Mr Moores went on to tell police: ‘I put the window through at the side of the door and reached in and picked her up.

‘She was barefooted, she was crying, she was saying “she’s not breathing”. Obviously she just wanted to be with her mum, didn’t she.

‘I managed to get the girl to safety. I was going to go in the house but the girl said, “Don’t. He will stab you. He has got two knives”.’

The man in the house then appeared at the bedroom window and ‘looked a funny colour, like pea green, like he had jaundice’, said Mr Moores.

Mr Moores went on: ‘He kept on shouting, “Where’s the f***ing police? Where’s the f***ing police?”

‘He looked right up against the glass. His face pressed up against it. He looked deranged. He looked insane as if nothing mattered to him.’

Mr Moores said he was joined outside by a neighbour who had come to assist before Wadsworth climbed out of the smashed window ‘covered in blood’.

He said Wadsworth picked up a can of Coke left on a wall and ‘guzzled from it’.

Andrew Wadsworth, 36, from Wigan is charged with murdering his wife and is on trial

Andrew Wadsworth, 36, from Wigan is charged with murdering his wife and is on trial

Mr Moores said: ‘He put the can down on the wall and then I knew something was going to happen.’

He said he and the neighbour, Gerard Bristow, were stood back at a distance but then Wadsworth suddenly lunged at Mr Bristow and swung a 10in bladed knife at him.

He said: ‘They were on the floor. He was trying to punch him with the blade, stab him.’

Mr Moores said he ran at Wadsworth and kicked him as hard as he could on the floor and Mr Bristow managed to break free.

In his police interview, Mr Bristow, 46, said that before he was stabbed, he asked Wadsworth a number of times if the woman in the house was OK and he replied ‘she is fine’.

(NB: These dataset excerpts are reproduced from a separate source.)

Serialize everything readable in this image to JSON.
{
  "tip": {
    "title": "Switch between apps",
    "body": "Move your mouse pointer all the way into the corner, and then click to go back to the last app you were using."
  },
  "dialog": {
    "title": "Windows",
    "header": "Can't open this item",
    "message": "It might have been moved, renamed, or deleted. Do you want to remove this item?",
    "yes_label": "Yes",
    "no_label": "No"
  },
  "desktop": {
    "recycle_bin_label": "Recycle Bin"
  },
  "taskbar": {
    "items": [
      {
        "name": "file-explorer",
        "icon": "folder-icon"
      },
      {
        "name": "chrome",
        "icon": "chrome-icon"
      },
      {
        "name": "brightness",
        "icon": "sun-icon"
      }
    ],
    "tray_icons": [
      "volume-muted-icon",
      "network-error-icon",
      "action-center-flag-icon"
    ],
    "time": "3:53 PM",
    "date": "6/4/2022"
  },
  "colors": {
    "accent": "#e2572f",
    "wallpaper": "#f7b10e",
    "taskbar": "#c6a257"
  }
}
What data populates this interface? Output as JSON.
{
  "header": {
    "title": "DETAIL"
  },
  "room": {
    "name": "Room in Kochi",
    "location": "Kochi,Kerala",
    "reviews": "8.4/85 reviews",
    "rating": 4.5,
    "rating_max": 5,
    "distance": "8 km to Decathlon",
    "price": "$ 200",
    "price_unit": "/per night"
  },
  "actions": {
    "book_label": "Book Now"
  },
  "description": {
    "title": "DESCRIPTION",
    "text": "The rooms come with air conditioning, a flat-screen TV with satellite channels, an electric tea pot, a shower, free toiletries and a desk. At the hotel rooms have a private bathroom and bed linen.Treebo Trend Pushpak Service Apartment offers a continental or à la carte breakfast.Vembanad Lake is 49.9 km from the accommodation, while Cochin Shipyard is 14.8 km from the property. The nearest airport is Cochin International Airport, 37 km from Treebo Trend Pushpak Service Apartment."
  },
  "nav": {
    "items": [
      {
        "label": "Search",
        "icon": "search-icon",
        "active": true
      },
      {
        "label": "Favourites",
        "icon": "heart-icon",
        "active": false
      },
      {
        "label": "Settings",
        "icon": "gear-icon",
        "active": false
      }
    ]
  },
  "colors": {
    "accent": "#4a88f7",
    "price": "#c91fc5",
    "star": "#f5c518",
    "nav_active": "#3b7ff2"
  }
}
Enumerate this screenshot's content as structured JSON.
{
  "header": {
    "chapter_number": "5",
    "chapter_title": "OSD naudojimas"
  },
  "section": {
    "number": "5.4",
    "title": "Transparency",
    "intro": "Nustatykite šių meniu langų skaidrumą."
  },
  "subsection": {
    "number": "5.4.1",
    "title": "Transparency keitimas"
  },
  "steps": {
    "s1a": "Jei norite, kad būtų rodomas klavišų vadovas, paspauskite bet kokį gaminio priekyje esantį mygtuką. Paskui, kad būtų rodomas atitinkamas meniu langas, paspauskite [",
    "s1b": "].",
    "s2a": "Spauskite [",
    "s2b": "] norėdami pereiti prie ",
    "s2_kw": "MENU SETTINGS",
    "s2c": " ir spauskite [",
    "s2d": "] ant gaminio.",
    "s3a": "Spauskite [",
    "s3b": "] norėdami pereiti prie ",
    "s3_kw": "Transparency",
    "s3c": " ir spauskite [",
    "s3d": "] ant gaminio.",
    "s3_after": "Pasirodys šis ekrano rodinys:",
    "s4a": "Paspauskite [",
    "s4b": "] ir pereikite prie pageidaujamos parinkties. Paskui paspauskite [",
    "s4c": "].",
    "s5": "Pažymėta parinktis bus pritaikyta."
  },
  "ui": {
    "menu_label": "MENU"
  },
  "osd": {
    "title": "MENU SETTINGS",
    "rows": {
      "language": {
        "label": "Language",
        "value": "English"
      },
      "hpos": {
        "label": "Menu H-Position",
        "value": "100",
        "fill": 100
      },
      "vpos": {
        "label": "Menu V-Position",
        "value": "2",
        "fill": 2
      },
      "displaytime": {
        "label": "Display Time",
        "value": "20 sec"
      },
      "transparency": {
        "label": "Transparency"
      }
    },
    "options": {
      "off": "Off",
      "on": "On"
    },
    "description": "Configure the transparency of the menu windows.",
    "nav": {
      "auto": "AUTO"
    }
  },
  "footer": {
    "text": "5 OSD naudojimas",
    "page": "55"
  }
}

He said: ‘He then started to say “I want to know where the Scouser is who lives next door”. 

‘His body language told me he might have had a drink, maybe taken something. I was thinking to myself I’m not too threatened with this guy.

‘But within a heartbeat he just ran towards me. It seemed he pulled a knife from his bottom left-hand side with his right hand, a fairly lengthy knife I would say.’

Mr Bristow said he started back-pedalling in his flip-flops and ended up on the floor with Wadsworth attacking him.

He said: ‘I vividly remember grabbing hold of his hand and not letting go, the hand with the knife in, and I think he then swapped his hand and he went at me with that.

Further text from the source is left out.